El doctor mantuvo una conversación sosegada y Paula, más tranquila, no se dió cuenta del paso del tiempo hasta que, de repente, miró el reloj.
—¡Son casi las nueve! —dijo, alarmada—. ¡Llegará tardísimo a Glastonbury!
—Me vuelvo a Londres —le dijo él con naturalidad, pero no intentó retenerla y la llevó de vuelta a casa sin más, asegurándose de que ella hubiese entrado. Se alejó con un amistoso si bien informal saludo.
La casa estaba demasiado silenciosa cuando él se fue, así que Paula dió de beber a los animales y se fue a la cama. Había sido una velada encantadora. Resultó un alivio hablar con alguien sobre sus preocupaciones, pero en esos momentos Paula sintió que había hecho el ridículo, llorando y contándole sus problemas como una histérica. Como era médico, estaría acostumbrado a tratar con pacientes complicados, y la había escuchado, le había ofrecido una cena espléndida y algunas sugerencias sensatas con respecto a su futuro. Probablemente trataba con docenas como ella...
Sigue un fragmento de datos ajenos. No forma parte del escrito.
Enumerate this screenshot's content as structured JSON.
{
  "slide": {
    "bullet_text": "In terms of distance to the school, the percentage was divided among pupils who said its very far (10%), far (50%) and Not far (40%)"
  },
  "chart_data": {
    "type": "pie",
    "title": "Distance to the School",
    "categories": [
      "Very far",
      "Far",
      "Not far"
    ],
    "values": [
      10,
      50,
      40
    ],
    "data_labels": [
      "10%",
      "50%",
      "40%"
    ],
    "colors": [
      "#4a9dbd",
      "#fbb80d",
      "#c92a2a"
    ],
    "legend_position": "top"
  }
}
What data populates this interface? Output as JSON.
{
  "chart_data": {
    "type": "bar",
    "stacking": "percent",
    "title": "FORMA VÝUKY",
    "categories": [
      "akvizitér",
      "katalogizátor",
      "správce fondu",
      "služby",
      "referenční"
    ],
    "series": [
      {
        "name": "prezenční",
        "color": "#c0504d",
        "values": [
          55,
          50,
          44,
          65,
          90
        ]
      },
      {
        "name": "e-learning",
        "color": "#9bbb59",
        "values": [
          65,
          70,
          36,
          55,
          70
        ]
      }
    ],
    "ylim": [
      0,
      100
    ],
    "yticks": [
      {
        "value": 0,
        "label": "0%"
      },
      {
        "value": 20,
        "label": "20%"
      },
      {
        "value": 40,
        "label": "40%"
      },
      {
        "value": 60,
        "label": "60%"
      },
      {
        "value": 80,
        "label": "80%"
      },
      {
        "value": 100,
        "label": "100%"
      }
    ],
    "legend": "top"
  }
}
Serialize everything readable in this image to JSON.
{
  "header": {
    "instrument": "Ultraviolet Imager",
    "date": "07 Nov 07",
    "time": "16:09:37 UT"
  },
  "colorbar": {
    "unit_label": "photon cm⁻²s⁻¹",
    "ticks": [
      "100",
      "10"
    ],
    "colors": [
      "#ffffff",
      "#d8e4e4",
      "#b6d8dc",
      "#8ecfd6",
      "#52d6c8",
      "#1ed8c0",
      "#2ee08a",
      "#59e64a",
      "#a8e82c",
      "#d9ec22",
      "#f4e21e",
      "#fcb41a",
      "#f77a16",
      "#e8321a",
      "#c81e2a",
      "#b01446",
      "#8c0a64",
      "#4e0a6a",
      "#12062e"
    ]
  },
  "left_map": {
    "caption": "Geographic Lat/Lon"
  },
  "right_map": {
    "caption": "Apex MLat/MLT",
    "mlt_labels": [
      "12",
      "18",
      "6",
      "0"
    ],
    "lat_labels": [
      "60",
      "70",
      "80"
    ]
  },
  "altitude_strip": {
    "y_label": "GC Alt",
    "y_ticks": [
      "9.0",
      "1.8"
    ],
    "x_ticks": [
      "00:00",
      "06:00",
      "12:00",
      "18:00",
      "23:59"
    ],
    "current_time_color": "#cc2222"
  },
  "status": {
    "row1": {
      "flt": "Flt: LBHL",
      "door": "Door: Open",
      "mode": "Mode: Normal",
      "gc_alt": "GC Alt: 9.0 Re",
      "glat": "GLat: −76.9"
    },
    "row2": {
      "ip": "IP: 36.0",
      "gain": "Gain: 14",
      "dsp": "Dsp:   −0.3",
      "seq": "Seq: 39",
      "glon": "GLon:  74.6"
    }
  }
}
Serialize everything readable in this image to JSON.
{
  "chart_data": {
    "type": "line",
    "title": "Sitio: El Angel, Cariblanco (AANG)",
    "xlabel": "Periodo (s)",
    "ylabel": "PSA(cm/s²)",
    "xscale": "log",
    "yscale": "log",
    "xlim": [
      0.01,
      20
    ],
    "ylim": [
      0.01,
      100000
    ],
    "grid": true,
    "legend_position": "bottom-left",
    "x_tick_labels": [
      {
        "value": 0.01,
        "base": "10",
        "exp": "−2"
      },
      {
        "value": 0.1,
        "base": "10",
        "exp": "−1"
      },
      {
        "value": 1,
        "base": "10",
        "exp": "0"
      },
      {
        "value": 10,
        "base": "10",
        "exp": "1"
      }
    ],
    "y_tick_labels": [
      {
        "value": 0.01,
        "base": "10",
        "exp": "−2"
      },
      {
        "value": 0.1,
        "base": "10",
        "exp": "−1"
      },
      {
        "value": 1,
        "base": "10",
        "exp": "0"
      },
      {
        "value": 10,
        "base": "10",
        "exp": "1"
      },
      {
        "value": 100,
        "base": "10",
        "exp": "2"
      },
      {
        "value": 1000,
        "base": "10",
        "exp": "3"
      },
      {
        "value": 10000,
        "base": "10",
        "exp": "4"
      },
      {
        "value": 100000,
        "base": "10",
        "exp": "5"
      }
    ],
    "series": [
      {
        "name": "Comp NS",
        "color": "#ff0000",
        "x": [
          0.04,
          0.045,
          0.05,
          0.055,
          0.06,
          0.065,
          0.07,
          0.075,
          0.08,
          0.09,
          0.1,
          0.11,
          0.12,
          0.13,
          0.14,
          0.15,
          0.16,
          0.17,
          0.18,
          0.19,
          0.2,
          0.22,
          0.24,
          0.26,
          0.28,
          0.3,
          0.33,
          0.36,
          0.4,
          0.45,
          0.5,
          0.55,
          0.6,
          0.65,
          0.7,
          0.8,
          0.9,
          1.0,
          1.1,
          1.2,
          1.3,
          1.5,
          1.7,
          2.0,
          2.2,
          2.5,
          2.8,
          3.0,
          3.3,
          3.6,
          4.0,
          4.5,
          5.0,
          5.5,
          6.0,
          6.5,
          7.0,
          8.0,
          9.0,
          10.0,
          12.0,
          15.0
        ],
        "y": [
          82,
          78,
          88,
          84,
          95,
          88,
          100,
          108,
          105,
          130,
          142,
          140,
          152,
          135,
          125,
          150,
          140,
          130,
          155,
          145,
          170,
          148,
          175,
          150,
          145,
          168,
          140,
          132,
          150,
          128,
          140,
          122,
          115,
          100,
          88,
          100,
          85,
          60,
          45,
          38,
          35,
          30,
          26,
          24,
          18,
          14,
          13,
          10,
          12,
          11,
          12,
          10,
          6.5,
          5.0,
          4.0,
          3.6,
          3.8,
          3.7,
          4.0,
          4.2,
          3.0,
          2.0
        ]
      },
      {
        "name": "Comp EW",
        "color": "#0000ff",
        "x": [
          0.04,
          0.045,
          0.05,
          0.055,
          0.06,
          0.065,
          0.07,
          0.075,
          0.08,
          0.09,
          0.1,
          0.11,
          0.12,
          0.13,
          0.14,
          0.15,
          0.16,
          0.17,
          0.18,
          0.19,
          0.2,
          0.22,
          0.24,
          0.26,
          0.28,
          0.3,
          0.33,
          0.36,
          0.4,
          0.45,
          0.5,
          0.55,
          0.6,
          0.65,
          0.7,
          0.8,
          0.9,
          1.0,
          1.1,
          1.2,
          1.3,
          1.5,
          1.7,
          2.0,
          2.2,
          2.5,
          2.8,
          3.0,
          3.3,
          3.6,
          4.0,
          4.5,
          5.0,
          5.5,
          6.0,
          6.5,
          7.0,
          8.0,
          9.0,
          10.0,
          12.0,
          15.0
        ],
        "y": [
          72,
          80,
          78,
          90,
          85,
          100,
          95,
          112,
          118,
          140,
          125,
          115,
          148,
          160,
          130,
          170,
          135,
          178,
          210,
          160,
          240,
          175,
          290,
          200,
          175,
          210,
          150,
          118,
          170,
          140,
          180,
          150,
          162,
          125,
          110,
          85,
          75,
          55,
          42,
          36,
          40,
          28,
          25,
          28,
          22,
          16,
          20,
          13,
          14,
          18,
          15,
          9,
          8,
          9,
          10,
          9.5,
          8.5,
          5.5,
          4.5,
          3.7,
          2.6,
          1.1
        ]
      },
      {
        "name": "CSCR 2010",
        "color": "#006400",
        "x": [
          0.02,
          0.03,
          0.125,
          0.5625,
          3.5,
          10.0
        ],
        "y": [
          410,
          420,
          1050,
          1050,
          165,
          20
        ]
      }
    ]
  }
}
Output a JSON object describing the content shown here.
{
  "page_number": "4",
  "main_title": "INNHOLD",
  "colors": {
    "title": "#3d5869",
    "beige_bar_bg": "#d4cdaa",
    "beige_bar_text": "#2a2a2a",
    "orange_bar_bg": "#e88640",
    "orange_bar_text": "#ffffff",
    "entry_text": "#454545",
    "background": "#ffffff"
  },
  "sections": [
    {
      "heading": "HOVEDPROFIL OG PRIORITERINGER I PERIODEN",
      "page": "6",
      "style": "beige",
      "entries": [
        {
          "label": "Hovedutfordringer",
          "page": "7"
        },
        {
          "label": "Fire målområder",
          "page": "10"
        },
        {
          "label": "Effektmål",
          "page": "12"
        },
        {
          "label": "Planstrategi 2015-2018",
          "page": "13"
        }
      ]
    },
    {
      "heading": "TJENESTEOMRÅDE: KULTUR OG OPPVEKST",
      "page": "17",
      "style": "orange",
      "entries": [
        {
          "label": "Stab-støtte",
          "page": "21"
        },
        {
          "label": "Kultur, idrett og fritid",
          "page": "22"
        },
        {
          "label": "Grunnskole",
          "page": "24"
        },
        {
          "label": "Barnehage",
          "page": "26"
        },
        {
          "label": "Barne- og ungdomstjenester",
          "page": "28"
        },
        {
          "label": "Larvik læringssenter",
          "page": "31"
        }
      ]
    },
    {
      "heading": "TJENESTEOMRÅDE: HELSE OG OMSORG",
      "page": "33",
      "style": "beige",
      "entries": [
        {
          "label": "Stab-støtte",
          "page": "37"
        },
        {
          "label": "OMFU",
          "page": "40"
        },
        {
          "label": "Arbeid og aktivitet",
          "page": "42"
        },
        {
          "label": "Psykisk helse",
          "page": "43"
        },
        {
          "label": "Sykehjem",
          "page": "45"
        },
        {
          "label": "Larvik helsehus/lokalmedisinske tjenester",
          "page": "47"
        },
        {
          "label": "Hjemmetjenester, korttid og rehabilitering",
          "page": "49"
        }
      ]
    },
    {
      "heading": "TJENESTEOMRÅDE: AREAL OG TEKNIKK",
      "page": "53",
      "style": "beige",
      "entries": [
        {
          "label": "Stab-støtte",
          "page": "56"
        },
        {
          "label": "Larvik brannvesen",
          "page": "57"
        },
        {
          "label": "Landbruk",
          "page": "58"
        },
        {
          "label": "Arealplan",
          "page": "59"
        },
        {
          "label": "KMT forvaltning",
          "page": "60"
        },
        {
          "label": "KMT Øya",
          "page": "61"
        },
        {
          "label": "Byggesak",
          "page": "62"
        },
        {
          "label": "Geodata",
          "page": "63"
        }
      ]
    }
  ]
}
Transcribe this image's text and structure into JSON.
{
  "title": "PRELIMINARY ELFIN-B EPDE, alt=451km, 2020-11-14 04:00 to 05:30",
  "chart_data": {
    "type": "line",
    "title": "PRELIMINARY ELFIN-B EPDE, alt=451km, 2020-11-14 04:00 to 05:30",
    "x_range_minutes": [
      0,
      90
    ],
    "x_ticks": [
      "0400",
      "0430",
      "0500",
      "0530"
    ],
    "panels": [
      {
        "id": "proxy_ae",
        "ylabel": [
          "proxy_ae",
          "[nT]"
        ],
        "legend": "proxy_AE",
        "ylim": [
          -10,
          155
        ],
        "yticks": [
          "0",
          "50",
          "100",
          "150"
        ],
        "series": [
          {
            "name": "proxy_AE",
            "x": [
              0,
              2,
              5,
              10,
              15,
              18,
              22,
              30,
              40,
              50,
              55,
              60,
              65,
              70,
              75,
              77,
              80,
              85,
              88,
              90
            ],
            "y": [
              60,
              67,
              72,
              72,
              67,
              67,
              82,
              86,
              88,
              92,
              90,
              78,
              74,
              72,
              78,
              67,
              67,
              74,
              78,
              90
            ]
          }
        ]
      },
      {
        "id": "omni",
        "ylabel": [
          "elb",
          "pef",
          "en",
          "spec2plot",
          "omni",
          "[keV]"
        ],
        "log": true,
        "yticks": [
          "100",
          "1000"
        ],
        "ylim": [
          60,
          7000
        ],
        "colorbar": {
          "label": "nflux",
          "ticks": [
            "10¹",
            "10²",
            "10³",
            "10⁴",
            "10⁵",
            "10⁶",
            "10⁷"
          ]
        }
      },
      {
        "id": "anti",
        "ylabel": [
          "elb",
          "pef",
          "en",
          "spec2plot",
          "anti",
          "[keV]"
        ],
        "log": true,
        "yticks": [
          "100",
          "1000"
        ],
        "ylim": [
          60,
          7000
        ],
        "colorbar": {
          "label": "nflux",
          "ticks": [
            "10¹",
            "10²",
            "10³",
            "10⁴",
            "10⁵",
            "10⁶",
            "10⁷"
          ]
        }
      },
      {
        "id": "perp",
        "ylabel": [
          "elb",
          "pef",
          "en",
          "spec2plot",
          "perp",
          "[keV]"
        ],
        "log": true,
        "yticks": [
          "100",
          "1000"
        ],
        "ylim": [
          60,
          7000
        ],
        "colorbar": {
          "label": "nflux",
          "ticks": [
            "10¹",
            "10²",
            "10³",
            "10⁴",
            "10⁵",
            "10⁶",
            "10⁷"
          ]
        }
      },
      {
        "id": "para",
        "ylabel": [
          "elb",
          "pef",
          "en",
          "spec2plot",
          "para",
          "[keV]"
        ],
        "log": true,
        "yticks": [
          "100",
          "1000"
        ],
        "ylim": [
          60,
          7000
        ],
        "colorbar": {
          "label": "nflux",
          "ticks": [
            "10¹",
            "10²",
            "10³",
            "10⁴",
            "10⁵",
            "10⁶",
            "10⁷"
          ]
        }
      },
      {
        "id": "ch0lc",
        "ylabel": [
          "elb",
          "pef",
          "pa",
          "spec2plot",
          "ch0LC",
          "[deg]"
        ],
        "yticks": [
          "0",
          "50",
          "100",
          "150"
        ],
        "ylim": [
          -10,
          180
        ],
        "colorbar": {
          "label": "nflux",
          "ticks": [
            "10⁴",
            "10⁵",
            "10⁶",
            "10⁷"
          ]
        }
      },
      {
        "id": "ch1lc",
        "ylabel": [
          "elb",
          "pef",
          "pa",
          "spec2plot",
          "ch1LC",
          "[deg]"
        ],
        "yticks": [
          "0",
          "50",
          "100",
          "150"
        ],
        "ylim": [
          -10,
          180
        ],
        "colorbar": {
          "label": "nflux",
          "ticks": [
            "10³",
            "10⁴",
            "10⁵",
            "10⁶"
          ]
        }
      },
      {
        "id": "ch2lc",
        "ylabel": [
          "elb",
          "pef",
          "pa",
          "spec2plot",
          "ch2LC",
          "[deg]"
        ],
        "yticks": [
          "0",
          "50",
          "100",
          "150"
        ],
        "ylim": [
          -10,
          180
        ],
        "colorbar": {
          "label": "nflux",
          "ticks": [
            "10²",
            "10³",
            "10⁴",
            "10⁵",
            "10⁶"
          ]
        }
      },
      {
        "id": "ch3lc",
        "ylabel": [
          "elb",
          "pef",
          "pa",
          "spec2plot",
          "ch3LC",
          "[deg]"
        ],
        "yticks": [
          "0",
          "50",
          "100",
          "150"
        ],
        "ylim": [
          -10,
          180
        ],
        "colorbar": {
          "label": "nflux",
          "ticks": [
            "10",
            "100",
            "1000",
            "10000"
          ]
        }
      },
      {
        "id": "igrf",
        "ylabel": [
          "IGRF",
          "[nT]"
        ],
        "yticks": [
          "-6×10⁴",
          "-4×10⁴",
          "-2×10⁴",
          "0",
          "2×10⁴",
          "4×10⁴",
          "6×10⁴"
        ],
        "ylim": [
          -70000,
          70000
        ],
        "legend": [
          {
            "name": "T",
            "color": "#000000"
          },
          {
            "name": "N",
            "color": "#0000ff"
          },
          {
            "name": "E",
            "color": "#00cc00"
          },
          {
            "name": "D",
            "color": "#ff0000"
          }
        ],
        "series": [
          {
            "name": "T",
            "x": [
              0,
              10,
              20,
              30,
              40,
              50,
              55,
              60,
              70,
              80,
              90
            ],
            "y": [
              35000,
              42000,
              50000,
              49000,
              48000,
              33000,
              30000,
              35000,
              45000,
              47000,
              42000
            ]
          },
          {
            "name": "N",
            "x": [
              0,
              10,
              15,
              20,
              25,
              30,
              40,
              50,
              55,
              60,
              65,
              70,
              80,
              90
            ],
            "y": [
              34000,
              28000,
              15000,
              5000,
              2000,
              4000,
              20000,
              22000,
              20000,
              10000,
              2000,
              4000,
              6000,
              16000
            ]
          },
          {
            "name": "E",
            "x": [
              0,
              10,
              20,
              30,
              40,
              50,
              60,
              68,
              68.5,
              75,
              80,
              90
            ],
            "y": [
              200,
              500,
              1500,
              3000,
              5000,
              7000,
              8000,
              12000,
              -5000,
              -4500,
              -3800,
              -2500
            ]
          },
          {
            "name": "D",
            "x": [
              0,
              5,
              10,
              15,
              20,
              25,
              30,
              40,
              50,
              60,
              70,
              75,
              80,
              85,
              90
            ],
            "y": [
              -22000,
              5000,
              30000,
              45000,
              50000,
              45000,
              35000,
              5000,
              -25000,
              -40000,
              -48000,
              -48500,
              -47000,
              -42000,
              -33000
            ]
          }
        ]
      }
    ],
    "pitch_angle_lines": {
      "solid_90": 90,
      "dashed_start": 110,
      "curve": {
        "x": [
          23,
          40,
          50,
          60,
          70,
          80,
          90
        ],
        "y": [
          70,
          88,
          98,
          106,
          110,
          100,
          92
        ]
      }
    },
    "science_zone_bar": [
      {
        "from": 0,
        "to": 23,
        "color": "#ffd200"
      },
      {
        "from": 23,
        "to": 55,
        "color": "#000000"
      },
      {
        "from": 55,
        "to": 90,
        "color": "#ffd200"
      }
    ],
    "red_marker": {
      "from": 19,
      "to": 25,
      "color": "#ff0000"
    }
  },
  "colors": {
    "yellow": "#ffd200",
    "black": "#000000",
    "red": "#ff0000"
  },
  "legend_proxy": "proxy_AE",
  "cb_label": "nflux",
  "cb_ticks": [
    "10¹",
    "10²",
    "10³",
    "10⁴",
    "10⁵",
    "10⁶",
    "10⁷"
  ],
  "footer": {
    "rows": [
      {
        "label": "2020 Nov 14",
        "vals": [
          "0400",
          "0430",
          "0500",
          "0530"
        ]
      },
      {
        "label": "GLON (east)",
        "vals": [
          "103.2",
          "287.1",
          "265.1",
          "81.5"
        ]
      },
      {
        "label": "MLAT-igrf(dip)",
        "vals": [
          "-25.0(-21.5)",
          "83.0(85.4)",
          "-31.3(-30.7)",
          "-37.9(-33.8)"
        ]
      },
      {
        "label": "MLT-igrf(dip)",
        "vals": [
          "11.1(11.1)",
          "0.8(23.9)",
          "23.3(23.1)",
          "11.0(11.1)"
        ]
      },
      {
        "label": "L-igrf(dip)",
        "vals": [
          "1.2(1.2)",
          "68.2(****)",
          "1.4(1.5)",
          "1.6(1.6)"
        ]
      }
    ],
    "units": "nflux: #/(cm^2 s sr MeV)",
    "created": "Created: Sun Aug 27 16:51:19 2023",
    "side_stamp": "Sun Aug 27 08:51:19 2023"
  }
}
Cuando se despertó, hacía una mañana espléndida y alrededor del mediodía, un grupo de cuatro personas golpeó la puerta pidiendo alojamiento para la noche, lo que la mantuvo ocupada. Al finalizar el día se hallaba tan cansada que cayó rendida en la cama. No hubo nadie los siguientes días, pero tenía bastante trabajo que hacer. Se habían acabado los largos días del verano y se anunciaba un otoño frío y lluvioso. Recogió la fruta que el viento había tirado, recolectó los últimos guisantes para congelar y se ocupó de las remolachas, las zanahorias y los repollos. También desenterró las patatas que quedaban y recogió los tomates del endeble invernadero. Suponía que cuando llegase su padrastro, construiría uno nuevo. Su madre y ella se las apañaban con aquel y con el trozo de tierra que cultivaban para tener verdura todo el año, pero seguramente él haría mejoras. Trabajó en el jardín y la huerta toda la semana y el fin de semana, un grupo de seis personas pidió alojamiento por dos noches, por lo que el lunes por la mañana fue a hacer compras al pueblo. También le mandó una carta a su madre e impulsivamente, volvió a comprar la gaceta regional. Tras regresar a casa, cuando estaba leyendo la sección de anuncios, se dio cuenta de que ya no había ofertas de trabajo adecuadas para ella, pero se dijo que aparecerían otras. Además, el doctor Alfonso le había dicho que no se precipitase. Debía tener paciencia. Según su madre, esperaban regresar para Navidad, pero todavía quedaban seis semanas...
Dos días más tarde, mientras guardaba las sábanas en el armario del pasillo, oyó que Marc ladraba. Parecía excitado, lo que la hizo apresurarse a bajar. Había dejado la puerta sin cerrojo y quizá se había metido alguien en la casa... Su madre se encontraba en el vestíbulo y junto a ella había un hombre alto y robusto. Ella reía y acariciaba a Marc. Se enderezó y vió a Paula.
—¡Cariño! ¿No es esta una sorpresa genial? Gerardo ha vendido su negocio, así es que no había nada que nos retuviese —explicó abrazando a Paula.
—Ay, mamá, qué alegría verte —dijo Paula, devolviéndole el abrazo. Miró al hombre con una sonrisa, pero sintió un rechazo inmediato y la sensación de que este era recíproco. A pesar de ello, alargó la mano amablemente.
—Mucho gusto en conocerte. Qué emocionante, ¿No? —dijo.
Marc le olisqueó la mano a Gerardo y Paula vió con desilusión el gesto impaciente con que el recién llegado le apartaba el hocico. Su madre hablaba y reía mientras recorría la casa alabando lo bonito que estaba todo.
—Y allí está Félix —dijo dirigiéndose a su marido—. Ya sé que no te gustan los gatos, pero éste es de la familia.
Él hizo un comentario intrascendente y fue a buscar el equipaje. La flamante señora Martínez corrió a su habitación y Paula fue a la cocina a preparar el té. Marc y Félix la acompañaron y se instalaron discretamente en un rincón, conscientes de que no le gustaban al hombre de fuertes pisadas.